Coimbra – Não é muito diferente do que se mostrava em 1998. Já naquela época era grande a preocupação com o desemprego. Havia estabilização da economia, mas o emprego e a renda não aumentavam como queria o cidadão comum. O que passava pela cabeça dos brasileiros era que finalmente havia sido possível derrotar a inflação, um objetivo quase inalcançável. Se era assim, por que não se usava essa capacidade para melhorar as condições de vida das pessoas? Fernando Henrique venceu aquela eleição porque se apresentou como alguém que sabia ganhar da inflação e como alternativa para eliminar o desemprego naquele momento. E isso continua na agenda neste pleito. Algumas outras questões na área social permanecem muito graves para os eleitores, tanto quanto eram em 1998. Dizem respeito principalmente à questão da saúde, à melhoria no ensino fundamental para a população mais pobre, ao acesso das famílias de baixa renda à habitação. Isso é o que está em alta para o eleitorado hoje.
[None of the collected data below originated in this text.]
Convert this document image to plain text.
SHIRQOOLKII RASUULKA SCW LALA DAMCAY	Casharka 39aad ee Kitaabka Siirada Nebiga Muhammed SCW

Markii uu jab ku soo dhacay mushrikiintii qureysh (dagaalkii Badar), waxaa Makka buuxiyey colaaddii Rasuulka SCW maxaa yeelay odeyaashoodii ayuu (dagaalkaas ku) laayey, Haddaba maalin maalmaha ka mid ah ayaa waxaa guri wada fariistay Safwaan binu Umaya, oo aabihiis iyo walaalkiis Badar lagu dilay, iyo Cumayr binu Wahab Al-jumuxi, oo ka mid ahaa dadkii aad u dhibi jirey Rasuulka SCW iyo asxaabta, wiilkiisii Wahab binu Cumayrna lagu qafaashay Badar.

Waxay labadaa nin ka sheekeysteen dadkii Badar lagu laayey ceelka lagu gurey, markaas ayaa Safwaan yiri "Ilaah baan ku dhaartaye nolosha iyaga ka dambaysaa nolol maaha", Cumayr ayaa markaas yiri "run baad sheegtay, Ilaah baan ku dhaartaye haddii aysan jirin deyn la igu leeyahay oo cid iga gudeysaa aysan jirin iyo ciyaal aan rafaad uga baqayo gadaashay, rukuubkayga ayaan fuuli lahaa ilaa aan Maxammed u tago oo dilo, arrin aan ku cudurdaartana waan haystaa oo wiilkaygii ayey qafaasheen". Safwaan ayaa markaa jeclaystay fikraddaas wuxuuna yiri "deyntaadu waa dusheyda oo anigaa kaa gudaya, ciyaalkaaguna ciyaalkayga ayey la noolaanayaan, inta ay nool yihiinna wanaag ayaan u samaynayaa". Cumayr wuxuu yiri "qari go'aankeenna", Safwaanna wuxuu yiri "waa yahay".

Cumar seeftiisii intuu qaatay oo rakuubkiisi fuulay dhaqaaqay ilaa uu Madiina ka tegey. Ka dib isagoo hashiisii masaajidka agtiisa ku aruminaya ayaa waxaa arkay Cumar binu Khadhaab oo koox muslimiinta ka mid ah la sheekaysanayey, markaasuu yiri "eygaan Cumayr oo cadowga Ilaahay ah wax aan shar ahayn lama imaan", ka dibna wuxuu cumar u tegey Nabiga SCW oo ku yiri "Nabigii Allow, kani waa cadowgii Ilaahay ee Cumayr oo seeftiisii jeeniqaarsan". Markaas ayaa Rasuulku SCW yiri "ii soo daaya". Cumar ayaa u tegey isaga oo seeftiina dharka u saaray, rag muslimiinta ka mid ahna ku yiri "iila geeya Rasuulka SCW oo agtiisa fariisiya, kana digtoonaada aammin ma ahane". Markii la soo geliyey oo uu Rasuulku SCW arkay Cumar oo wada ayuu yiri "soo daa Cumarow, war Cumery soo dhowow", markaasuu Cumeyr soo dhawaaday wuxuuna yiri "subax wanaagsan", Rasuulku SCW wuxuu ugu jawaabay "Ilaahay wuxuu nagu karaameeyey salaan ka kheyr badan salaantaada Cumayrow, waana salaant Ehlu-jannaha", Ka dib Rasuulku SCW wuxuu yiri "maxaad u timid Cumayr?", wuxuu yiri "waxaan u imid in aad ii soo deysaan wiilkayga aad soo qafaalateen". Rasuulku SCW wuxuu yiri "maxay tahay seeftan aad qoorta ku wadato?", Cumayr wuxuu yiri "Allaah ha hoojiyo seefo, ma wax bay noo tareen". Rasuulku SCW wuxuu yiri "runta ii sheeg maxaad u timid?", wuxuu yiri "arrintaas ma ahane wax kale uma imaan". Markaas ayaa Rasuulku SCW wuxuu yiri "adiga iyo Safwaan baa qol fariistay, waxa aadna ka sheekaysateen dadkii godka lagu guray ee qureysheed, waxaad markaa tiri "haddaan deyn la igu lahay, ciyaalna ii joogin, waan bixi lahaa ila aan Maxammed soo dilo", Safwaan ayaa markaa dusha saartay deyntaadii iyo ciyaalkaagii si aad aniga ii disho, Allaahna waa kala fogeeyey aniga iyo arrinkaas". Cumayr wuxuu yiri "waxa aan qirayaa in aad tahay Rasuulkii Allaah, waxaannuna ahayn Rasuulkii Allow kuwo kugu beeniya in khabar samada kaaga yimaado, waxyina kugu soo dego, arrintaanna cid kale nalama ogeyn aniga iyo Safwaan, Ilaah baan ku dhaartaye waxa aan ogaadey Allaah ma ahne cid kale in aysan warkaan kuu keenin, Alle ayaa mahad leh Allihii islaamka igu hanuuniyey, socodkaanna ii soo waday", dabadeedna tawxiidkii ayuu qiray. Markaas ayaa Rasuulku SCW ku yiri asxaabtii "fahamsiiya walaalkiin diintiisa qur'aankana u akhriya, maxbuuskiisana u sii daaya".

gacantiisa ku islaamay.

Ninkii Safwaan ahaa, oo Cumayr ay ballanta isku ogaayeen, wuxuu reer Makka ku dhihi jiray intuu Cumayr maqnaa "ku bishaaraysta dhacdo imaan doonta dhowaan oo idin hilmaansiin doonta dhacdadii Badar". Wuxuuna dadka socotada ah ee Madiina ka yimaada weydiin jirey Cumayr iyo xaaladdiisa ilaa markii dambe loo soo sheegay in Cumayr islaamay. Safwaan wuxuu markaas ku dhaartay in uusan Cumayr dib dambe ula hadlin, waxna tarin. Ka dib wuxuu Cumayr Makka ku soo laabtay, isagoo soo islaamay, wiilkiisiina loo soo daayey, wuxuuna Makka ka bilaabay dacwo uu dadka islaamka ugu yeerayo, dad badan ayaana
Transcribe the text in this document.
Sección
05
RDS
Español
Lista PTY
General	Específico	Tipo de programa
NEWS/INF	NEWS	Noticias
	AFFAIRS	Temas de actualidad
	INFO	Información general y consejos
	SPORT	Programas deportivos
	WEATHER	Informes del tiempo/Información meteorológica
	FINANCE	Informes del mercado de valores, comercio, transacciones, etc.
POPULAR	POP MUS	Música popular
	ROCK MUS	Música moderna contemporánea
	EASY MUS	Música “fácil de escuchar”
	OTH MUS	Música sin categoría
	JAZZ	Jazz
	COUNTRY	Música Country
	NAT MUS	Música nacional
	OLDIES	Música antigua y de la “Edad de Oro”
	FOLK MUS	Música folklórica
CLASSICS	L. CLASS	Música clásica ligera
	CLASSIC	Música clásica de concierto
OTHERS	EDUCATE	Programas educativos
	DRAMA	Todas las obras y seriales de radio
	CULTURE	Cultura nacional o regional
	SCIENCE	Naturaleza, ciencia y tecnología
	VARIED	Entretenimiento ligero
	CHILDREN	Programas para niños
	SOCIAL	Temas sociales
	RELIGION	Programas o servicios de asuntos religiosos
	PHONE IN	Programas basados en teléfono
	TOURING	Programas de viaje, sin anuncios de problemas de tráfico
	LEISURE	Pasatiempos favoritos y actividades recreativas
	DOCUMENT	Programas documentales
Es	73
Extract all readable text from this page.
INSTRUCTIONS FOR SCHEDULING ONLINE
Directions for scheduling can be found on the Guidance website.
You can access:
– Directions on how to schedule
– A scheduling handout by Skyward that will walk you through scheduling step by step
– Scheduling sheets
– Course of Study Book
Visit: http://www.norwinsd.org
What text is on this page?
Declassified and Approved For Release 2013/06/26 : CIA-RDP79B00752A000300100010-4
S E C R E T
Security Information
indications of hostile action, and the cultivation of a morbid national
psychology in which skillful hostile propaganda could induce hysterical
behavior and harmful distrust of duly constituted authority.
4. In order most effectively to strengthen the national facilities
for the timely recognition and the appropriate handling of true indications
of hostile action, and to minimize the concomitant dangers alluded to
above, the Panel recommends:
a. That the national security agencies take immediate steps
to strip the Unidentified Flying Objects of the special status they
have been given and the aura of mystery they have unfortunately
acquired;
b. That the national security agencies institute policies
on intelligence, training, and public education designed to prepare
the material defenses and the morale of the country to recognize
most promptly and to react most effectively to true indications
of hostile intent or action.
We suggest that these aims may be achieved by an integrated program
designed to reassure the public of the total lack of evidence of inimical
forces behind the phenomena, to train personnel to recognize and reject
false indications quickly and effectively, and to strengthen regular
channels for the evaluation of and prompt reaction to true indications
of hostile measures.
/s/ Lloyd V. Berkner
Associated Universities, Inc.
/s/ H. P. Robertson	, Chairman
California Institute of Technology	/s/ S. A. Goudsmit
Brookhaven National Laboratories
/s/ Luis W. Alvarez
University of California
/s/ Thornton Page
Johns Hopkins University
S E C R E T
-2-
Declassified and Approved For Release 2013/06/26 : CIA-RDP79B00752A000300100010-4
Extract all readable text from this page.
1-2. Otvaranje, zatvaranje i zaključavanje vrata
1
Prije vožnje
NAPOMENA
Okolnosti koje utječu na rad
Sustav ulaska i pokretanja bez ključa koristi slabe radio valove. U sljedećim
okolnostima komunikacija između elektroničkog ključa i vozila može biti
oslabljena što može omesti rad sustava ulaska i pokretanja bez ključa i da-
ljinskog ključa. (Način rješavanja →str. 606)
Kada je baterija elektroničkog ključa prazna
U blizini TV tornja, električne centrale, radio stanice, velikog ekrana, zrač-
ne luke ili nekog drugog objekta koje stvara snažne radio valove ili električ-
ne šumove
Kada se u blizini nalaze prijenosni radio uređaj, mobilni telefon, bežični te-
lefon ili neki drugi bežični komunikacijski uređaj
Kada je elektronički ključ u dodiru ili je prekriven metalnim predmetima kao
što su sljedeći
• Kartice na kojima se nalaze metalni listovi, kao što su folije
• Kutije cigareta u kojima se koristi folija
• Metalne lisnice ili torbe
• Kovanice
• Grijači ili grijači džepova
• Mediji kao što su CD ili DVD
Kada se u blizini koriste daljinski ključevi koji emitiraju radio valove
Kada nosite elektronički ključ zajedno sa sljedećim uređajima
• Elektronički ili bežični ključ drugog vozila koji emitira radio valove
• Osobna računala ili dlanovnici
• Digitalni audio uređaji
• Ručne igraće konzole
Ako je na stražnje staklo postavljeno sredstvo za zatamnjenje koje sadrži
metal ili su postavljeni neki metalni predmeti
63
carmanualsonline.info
Veja – E o que está em baixa?
Coimbra – Alguns temas perderam apoio ao longo dos anos 90. Privatização, abertura comercial, atração de investimentos estrangeiros perderam muito de sua vitalidade como proposta e como conceito. Já não foram temas importantes na eleição de 1998, e hoje menos ainda. Digamos assim: uma agenda neoliberal não está na cabeça do eleitor.

Veja – Não ganha um voto sequer quem pregar a importância da responsabilidade fiscal em praça pública?
Coimbra – Em princípio, não. O que a população deseja é uma agenda que não se limite à obsessão em torno da estabilização. Ao longo desses anos, fizeram-se várias pesquisas de opinião em que se perguntou o que era mais desejável: baixíssima inflação com pouco emprego ou um pouco mais de inflação com queda da taxa de desemprego. Sempre foi esmagadora a maioria de pessoas favoráveis a alguma concessão no terreno da estabilidade para ter mais emprego, para alcançar melhores salários.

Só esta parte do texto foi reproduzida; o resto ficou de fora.